Formen und Raum: Das eine Gehege ist viereckig, das andere rund. Die Lämmer stehen alle dicht um die Mutter herum und bilden einen Kreis. Der kleine Elefant steht direkt unter der Giraffe.
Größen und Messen: Welches Tier ist größer, welches kleiner? Ist eines der kleinen Lämmer größer als die anderen? Welches Tier ist wohl das schwerste? Wo sind die Tiere tagsüber, wo bleiben sie in der Nacht?
Die Aufgabe der Fachkraft besteht darin, die Interessen der Kinder herauszufinden und diese in die mathematische Förderung einzubeziehen.
didaktisch-methodisches Wissen
Nicht zuletzt müssen Fachkräfte über ein umfangreiches didaktisch-methodisches Repertoire verfügen, um den Kindern mathematische Inhalte freudvoll nahe zu bringen. Dabei kommt dem handelnden Lernen eine wichtige Rolle zu. Denkoperationen sind in einem weiteren Verständnis „verinnerlichte Handlungen“ (Aebli 2006). Was bedeutet das konkret für den Bereich Mathematik?
Rechnen im eigentlichen Sinne erfolgt mit Zahlen, Zahlenzeichen symbolisieren Mengen. Nun könnte man natürlich auch immer nur mit Mengen, also konkreten Objekten rechnen.
Beispiel
Bei Aufgaben wie 2+3 ist das ganz einfach, bei größeren Mengen (4378+27896) oder komplizierteren mathematischen Operationen (Wurzel aus 6789) wird das natürlich unmöglich.
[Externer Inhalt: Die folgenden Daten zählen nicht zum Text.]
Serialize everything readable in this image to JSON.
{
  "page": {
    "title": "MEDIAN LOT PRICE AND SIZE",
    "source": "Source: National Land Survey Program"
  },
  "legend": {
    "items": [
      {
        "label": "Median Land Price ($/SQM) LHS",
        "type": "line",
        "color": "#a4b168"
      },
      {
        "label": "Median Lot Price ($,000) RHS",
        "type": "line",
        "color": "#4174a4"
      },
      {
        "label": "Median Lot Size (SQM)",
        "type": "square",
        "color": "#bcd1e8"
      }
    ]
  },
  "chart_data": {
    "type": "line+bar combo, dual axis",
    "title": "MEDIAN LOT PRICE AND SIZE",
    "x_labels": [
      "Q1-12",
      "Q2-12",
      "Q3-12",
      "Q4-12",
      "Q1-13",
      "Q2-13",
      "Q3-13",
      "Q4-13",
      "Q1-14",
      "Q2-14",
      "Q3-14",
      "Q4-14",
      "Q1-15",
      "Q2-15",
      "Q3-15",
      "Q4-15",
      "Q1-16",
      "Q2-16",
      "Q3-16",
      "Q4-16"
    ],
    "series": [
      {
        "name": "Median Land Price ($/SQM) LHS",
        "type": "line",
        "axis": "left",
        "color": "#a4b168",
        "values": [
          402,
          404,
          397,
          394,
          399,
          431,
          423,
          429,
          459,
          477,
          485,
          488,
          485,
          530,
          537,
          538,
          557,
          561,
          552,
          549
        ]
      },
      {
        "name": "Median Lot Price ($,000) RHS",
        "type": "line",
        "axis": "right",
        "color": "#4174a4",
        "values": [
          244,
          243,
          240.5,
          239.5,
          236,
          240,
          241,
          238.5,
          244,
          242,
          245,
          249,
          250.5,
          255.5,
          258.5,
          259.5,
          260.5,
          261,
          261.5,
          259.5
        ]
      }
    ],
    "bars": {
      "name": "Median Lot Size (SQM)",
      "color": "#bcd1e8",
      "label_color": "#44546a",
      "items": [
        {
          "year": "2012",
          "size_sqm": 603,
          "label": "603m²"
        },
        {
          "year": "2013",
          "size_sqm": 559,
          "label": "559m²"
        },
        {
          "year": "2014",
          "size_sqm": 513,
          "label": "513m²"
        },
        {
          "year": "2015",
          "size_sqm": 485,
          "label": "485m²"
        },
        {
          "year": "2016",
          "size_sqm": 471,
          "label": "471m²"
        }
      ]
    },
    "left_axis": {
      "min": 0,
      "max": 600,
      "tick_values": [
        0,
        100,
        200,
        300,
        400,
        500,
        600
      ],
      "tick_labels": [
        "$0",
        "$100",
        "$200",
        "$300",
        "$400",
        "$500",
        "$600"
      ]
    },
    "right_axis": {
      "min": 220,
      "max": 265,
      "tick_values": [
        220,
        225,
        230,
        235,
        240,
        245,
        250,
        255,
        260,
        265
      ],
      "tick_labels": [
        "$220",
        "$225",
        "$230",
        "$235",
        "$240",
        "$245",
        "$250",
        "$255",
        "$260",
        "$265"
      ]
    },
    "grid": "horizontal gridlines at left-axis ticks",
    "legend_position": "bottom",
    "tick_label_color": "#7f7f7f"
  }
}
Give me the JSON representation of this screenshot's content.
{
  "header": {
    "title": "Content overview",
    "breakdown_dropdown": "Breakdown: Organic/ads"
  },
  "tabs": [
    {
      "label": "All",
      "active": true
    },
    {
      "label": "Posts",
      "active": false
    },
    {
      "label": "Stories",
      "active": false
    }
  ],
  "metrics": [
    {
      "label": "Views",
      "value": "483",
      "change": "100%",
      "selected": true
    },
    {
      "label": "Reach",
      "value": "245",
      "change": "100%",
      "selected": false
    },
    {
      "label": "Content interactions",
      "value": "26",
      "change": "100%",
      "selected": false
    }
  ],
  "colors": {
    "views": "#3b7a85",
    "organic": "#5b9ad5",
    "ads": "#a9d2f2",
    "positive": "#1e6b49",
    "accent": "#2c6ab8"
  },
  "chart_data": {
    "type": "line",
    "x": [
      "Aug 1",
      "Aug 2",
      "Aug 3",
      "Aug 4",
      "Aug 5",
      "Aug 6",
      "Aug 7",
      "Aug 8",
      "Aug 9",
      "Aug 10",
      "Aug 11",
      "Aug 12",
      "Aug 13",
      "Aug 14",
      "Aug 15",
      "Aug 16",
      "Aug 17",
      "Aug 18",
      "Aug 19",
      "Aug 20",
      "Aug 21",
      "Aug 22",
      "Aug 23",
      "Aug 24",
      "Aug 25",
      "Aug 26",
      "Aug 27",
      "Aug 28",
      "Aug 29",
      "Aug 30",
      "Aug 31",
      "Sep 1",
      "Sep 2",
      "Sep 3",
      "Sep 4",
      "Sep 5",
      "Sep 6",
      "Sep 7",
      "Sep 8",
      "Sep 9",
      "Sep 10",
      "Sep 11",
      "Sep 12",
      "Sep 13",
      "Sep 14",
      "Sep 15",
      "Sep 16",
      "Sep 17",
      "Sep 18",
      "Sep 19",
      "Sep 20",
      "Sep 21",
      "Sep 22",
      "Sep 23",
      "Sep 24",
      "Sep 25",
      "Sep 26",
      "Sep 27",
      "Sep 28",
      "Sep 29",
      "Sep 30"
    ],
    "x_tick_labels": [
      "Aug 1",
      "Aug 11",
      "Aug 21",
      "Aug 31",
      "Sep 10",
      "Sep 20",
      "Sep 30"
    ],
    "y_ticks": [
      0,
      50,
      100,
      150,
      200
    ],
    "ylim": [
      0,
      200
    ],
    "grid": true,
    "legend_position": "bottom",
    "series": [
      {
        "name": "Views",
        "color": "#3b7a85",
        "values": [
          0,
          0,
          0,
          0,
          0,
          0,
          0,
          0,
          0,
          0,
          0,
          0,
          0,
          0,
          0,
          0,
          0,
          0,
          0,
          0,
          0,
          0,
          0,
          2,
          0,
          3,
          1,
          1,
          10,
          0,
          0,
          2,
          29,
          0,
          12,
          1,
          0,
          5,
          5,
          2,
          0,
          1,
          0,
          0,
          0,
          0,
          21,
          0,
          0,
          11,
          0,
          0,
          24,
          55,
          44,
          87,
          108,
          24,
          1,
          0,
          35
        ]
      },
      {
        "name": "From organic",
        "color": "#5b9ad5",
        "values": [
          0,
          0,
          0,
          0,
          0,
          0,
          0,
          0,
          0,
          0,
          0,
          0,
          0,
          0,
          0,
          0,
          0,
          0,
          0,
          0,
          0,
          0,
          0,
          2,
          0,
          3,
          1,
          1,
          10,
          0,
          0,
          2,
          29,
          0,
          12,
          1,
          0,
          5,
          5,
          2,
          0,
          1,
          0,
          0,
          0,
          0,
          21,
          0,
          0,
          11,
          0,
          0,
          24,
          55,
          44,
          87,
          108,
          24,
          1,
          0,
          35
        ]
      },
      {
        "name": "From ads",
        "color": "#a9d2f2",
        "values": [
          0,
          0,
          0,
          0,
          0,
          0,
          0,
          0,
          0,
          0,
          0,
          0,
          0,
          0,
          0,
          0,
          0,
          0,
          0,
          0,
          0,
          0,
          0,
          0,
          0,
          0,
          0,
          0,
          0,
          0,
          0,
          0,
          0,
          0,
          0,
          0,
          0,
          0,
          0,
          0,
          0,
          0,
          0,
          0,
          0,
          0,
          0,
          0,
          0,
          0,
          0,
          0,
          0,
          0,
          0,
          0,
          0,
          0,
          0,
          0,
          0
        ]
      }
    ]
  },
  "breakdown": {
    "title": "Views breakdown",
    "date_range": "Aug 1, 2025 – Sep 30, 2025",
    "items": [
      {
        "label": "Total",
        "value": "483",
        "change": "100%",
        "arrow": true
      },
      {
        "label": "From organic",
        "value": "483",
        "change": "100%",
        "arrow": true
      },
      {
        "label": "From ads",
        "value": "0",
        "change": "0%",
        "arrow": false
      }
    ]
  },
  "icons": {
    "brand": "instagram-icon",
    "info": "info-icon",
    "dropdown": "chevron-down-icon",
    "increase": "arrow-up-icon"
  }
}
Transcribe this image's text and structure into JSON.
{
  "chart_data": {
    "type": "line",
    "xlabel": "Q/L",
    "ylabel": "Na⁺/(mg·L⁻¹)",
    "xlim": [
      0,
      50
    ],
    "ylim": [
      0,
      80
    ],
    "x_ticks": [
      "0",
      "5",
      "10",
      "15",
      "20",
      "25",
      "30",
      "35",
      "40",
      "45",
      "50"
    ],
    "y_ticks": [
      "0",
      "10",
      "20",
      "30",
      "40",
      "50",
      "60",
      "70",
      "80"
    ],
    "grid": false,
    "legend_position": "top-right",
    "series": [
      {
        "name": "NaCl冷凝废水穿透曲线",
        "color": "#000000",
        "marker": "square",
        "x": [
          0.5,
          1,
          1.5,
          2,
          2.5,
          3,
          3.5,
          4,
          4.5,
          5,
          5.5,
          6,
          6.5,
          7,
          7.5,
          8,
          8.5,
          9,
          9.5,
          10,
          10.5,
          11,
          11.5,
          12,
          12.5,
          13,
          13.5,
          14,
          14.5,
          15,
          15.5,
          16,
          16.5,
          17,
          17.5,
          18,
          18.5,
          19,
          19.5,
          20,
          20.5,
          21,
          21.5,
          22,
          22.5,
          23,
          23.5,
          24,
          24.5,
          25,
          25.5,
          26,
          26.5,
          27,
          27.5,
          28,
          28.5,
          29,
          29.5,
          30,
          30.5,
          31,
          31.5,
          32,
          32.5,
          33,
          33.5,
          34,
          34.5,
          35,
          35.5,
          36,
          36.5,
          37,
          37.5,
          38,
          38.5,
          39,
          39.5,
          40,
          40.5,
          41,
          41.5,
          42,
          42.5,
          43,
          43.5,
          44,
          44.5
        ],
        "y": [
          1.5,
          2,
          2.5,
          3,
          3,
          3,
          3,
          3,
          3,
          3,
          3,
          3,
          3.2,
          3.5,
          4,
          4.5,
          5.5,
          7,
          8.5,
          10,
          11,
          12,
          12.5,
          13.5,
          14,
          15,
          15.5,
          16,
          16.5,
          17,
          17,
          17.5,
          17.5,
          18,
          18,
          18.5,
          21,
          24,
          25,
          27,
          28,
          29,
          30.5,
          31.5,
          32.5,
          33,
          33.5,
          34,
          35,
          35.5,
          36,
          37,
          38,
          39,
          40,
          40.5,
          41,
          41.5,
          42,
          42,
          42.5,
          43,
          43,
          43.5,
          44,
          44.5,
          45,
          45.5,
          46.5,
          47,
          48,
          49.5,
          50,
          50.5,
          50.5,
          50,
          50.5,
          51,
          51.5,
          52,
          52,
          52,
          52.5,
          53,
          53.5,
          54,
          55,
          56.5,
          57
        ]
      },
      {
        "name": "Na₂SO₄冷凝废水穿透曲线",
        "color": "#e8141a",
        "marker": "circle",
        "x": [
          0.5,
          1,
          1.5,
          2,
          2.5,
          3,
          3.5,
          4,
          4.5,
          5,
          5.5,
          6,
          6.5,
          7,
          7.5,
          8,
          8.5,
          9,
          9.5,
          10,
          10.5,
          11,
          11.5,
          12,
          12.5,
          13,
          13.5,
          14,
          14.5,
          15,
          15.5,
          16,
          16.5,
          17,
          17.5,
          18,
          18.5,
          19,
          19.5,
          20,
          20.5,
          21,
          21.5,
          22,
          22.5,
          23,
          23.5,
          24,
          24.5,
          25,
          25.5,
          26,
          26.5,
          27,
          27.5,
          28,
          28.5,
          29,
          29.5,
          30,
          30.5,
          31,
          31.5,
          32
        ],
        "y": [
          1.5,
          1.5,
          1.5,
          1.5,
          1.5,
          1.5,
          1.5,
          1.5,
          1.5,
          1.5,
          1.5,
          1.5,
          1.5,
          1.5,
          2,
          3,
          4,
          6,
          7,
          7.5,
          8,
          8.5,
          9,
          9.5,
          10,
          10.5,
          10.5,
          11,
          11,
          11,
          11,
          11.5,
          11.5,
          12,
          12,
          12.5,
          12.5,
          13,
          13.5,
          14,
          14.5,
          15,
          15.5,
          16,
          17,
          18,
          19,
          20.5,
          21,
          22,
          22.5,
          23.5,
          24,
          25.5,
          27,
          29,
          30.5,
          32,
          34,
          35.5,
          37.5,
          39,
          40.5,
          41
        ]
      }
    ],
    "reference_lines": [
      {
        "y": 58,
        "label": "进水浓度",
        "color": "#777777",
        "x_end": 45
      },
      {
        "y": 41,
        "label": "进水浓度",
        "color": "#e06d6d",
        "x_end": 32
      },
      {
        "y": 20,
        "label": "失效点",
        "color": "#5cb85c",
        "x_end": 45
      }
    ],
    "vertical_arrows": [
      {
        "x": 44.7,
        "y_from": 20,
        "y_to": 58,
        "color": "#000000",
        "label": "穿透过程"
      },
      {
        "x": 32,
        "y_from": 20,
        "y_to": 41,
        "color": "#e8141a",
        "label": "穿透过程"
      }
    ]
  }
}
Operationen werden in Zeichensysteme (Zahlen) kodiert und sind in diesem Sinne „in Zeichensysteme übersetzte Handlungen“. Um mit diesen Symbolen (Zahlen) erfolgreich operieren (= rechnen) zu können, muss man sich seine Handlung vorstellen können, sie verinnerlicht (interiorisiert) haben. Statt mit konkreten Gegenständen umzugehen, vollzieht man nunmehr die Handlungen mit Objekten in seiner Vorstellung („im Kopf“). Vorstellungen basieren somit auf konkreten Handlungen, die auf einer vorhergehenden Entwicklungsstufe zunächst tatsächlich wiederholt durchgeführt werden müssen.
Phasen der Verinnerlichung
Aebli (2006) geht von mehreren Phasen der Verinnerlichung von Handlungen aus, die mit bestimmten Darstellungsformen verknüpft sind:
1 Das Lernen vollzieht sich rein handelnd.
2 Die Handlung wird mit Bildern verbunden (ikonisch).
3 Die Operation wird sich anhand eines Bildes vorgestellt.
4 Bild und Zeichen (Zahlsymbol) verbinden sich.
5 Die Operation wird allein aufgrund der Darstellung durch Ziffern ausgeführt.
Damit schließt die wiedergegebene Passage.